In Gesprächen mit Kunden, die Nutzerforschung in China betreiben möchten, fällt uns immer wieder auf: Sie greifen häufig auf klassische demografische Kriterien wie Alter, Geschlecht und Wohnort zurück. Doch innerhalb der jungen chinesischen Konsumkultur setzt sich zunehmend ein ganz anderer Zugang durch – eine Segmentierung auf Basis von psychologischer Identifikation und Persönlichkeitsmerkmalen.

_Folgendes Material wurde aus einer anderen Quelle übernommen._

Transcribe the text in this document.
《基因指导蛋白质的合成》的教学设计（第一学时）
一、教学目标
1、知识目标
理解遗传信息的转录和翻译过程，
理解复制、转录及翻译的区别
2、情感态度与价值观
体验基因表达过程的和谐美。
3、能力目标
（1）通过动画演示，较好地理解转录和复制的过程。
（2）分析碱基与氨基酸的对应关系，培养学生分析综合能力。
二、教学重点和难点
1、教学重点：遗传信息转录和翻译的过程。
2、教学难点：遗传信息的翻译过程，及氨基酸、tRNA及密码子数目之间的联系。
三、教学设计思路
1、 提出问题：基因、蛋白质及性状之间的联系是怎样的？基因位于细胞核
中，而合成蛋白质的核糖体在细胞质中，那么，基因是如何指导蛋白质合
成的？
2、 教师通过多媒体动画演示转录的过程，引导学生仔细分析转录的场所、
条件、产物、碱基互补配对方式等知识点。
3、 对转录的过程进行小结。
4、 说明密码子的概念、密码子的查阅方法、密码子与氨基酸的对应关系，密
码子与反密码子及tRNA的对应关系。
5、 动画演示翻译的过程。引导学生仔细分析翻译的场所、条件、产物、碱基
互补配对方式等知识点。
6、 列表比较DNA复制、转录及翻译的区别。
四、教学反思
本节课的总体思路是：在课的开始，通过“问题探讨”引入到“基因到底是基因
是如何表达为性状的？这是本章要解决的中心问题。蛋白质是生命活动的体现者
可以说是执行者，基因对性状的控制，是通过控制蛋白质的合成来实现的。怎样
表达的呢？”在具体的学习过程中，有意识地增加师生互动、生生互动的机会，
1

Diese Entwicklung ist kein kurzfristiger Trend, sondern Ausdruck eines tiefgreifenden Wandels: Menschen definieren sich immer weniger über gesellschaftliche Labels und immer mehr über ihren psychischen Zustand.

Die folgenden Geschichten zeigen, warum klassische Zielgruppeneinteilungen in der heutigen Gesellschaft zunehmend an Aussagekraft verlieren.

 

Geschichte 1: Die 90-jährige Kommilitonin, die sich nie alt fühlte

Ich besuchte einen Abendkurs über europäische Philosophie in Deutschland. Neben mir saß eine über 90-jährige deutsche Studentin. Ich fragte sie:

„Sie haben viel mehr Lebenserfahrung als die meisten anderen – wie hat das Ihr Selbstbild verändert?“

Sie dachte kurz nach und sagte lächelnd:

„Man fühlt sich immer wie derselbe.“

Ich fragte nach: „Meinen Sie damit, dass Sie sich immer noch wie in einem bestimmten Lebensabschnitt fühlen – zum Beispiel in Ihren Dreißigern?“

Sie antwortete: „Genau. Nur wenn mir der Rücken wehtut, merke ich, dass ich alt bin.“

Das erinnerte mich an Gespräche mit vielen über 50-Jährigen (unabhängig von ihrer Herkunft), die mir sagten: „Ich fühle mich eigentlich noch wie 30.“

Jüngere Menschen unter 50 berichten oft, dass sie sich etwa zehn Jahre jünger fühlen als ihr biologisches Alter.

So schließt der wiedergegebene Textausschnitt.